Great Britain cannot be held responsible to either party for these
irregular proceedings of British subjects; and an endeavor to make
her so would be about as reasonable as if her Majesty’s government
were to demand compensation from the United States for the injuries
done to the property of British subjects by the Alabama, resting
their demand on the ground that the United States claim authority
and jurisdiction over the Confederate States, by whom that vessel
was commissioned.
So far as relates to the export of arms and munitions of war by
subjects of Great Britain, from British ports, for the use of the
confederates, it is a sufficient answer to say that the municipal
law of this country does not empower her Majesty’s government to
prohibit or interfere with such export, except in extraordinary
cases, when the executive is armed with special powers; and, with
regard to the law of nations, it is clear that the permission to
export such articles is not contrary to that law, and that it
affords no just ground of complaint to a belligerent. The
authorities for this latter position are numerous and unconflicting;
but it may suffice to refer to passages on the subject in the works
of two American writers of high and admitted authority. The passages
are as follows:
First. “It is not the practice of nations to
undertake to prohibit their own subjects by previous laws from
trafficking in articles contraband of war. Such trade is carried on
at the risk of those engaged in it, under the liabilities and
penalties prescribed by the law of nations or particular
treaties.”—(Wheaton’s International Law, 6th edition, 1855, page
571, by Lawrence.)
Secondly. “It is a general understanding that
the powers at war may seize and confiscate all contraband goods,
without any complaint on the part of the neutral merchant, and
without any imputation of a breach of neutrality in the neutral
sovereign himself. It was contended on the part of the French
nation, in 1796, that neutral governments were bound to restrain
their subjects from selling of exporting articles contraband of war
to the belligerent powers. But it was successfully shown on the part
of the United States that neutrals may lawfully sell at home to a
belligerent purchaser, or carry, themselves, to the belligerent
powers contraband articles subject to the right of seizure in transitu. This right has since been
explicitly declared by the judical authorities of this country,
(United States.) The right of the neutral to transport, and of the
hostile power to seize, are conflicting rights, and neither party
can charge the other with a criminal act.”—(Kent’s Commentaries,
vol. 1, page 145, 8th edition, 1854.)
In accordance with these principles, the President’s message of 31st
December, 1855, contains the following passage: “In pursuance of
this policy the laws of the United States do not forbid their
citizens to sell to either of the belligerent powers articles
contraband of war, or take munitions of war or soldiers on board
their private ships for transportation; and although, in so doing,
the individual citizen exposes his property or person to some of the
hazards of war, his acts do not involve any breach of international
neutrality, nor of themselves implicate the government.”

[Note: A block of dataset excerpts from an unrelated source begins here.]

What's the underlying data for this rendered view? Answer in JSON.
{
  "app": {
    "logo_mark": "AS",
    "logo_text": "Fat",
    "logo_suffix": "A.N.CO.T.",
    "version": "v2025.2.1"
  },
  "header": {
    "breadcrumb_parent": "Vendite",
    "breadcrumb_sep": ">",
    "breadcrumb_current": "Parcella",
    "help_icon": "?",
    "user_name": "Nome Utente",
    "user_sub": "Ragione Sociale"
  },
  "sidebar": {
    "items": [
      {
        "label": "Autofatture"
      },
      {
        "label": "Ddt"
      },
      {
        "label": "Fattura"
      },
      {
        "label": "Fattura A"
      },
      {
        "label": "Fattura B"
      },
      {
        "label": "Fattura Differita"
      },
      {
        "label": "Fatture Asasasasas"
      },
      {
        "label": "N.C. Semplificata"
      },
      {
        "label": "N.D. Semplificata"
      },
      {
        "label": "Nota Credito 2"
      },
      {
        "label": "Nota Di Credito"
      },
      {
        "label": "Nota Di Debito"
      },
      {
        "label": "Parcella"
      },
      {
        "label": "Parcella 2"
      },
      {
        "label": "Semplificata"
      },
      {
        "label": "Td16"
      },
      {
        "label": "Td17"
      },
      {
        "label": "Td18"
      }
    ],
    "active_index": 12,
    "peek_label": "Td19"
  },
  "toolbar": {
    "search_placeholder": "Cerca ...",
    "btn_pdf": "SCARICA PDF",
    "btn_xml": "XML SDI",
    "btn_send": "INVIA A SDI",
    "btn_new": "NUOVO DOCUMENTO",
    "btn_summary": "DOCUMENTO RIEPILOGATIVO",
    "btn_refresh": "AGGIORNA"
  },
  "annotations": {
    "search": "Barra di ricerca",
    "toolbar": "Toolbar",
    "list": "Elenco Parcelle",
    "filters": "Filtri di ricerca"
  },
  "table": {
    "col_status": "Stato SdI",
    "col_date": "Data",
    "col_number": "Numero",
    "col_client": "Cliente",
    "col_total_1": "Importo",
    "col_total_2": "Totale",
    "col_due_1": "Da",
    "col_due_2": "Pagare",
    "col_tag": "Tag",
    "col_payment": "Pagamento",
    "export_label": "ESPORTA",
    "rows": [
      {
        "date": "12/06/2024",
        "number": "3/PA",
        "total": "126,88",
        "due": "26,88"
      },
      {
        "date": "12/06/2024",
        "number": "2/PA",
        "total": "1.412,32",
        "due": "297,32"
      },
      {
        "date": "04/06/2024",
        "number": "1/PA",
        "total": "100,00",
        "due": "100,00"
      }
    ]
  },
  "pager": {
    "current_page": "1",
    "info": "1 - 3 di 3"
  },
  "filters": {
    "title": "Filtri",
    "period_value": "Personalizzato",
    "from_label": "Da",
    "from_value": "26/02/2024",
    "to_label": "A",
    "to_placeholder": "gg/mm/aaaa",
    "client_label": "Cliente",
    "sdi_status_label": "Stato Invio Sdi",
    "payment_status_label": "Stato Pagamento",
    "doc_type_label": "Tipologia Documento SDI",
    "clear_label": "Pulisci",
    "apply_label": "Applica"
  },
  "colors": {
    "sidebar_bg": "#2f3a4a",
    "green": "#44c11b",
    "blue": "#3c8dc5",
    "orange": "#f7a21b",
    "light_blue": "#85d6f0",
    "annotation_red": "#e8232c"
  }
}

As regards the sailing of the Alabama from Liverpool, I cannot do
better than refer you to the circumstances respecting that vessel,
with which I have already had the honor to make you acquainted. In
my letter of the 28th of
July I informed you that it was requisite to consult the law
officers of the crown before any active steps could be taken in
regard to that vessel. In my letter of the 22d of September I
explained that, from the nature of the case, some time was
necessarily spent in procuring the requisite evidence; that the
report of the law officers was not received until the 29th of July;
and that on the same day a telegraphic message reached her Majesty’s
government stating that the vessel had that morning sailed.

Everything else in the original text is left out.